Today’s infrastructure threats will have major impacts on tomorrow’s 5G commercial networks. 5G network slicing, virtualization and disaggregation introduce new levels of complexity to network security, requiring a high-level of automation in security on-boarding, scale-out and attack mitigation.
5G security is absolutely required to be thought about in a Day 1 network build and ‘weaved’ into the network architecture. Otherwise, the immense job of re-architecting the network afterward will be a cost-prohibitive exercise.
Service providers are faced with a necessary burden of managing security threats in the 5G network.
Your ‘Typical’ Security Solution
A typical network security solution will include several security elements, such as firewalls, DDoS protection devices, IPS/IDS, etc. Each system may require its own domain expertise when it comes to proper configuration and tuning. When a carrier-grade network slice is under attack, dedicated expertise is required for handling changes and setting the proper mitigation actions. With the new paradigm of 5G network slicing coming onto the scene in a highly distributed network, carrier security teams will be challenged.
Service providers are already in a precarious position of creating healthy profit margins with the onslaught of over-the-top data and video traversing their networks. New revenue streams are tough to come by, and so the other lever available to influence margins is cost control. However, the cost economics do not scale well when contemplating an increase in security staff to prepare for 5G. The new attack vectors are just too complex and too high in volume to adequately address with a bloated Security Operations Center (SOC) of just human oversight and management.
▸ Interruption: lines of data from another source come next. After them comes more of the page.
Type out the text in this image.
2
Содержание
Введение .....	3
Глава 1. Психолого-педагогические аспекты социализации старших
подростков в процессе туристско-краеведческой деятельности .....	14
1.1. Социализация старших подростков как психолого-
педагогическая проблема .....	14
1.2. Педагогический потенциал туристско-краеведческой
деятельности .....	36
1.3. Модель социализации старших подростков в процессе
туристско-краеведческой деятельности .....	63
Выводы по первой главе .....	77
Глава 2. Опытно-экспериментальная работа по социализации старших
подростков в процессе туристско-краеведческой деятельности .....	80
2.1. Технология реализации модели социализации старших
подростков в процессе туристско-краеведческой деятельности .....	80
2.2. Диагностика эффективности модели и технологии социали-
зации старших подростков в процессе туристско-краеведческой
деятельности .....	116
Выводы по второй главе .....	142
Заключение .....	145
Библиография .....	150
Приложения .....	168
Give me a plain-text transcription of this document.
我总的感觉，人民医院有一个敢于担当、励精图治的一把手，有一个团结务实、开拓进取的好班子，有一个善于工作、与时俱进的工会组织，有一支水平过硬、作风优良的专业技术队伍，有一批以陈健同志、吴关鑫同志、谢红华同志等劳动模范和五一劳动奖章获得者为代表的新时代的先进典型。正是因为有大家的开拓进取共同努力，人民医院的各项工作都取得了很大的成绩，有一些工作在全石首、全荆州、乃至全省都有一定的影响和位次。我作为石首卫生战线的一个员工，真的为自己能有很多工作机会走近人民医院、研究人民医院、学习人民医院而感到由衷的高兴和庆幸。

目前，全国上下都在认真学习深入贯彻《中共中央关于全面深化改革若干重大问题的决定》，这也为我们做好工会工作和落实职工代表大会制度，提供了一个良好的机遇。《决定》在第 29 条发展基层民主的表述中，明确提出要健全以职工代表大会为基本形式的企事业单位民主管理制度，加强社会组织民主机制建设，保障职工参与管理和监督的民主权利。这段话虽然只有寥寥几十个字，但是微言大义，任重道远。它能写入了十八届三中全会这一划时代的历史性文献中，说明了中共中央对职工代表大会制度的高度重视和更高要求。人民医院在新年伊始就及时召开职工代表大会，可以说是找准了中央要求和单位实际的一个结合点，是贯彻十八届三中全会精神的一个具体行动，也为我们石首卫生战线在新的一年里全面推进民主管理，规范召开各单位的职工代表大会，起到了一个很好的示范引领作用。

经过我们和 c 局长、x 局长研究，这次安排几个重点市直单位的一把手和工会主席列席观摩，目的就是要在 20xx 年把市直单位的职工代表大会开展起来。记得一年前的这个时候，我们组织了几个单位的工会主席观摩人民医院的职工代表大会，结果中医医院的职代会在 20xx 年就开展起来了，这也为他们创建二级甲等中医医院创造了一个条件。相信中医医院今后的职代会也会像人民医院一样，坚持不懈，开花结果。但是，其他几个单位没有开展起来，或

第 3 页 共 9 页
What makes more sense is adoption of a comprehensive security solution used across all network slices to benefit from ease of management and SOC skill sets.
Vendor technology designed around the concept of self-learning with respect to threat detection not heavily dependent on pre-configured rules is the ideal toolkit for service providers. Minimal setup and configuration lower the overall carrier security team effort around system operation. Now, instead of manual provisioning and troubleshooting, the SOC specialist can look at a dashboard to see what was detected by the system and what mitigation actions took place to defend against malicious threats to the system. This yields strong visibility into network security threats across all network functions and slices.
In the new 5G security play, the various security functions are on-boarded per slice in alignment to the required network capabilities and desired distribution. The total investment in security computing resources and licenses aligned with the network slice investment allowing carrier better control on the risks and the costs associated with specific network slice.
mitigation capabilities provide the security team with ‘peace of mind’ that all
‘war time’ actions are taken care of in automated manner with no manual
intervention by security administrators.
So although 5G carries with it very challenging security issues, service providers can be proactive in creating a security posture that gives them the best chance to keep costs in check while keeping the network safe.
Read “Creating a Secure Climate for your Customers” today.
Mr. Eyal Yaron is the Director of Security Innovations at Radware where he is responsible for defining the company’s offerings toward 5G Networks. Mr. Yaron has more than 25 years’ experience in product management, network architecture and IT solution in various companies including Allot Communication, Amdocs, Comverse, TTI Telecom and more. After a successful career helping Tier-1 Mobile Carriers and Telecom service providers to create innovative services, Eyal helps mobile networks security professionals to design infrastructure security solutions aligned with 5G networks, protecting from Denial of Service and IoT threats.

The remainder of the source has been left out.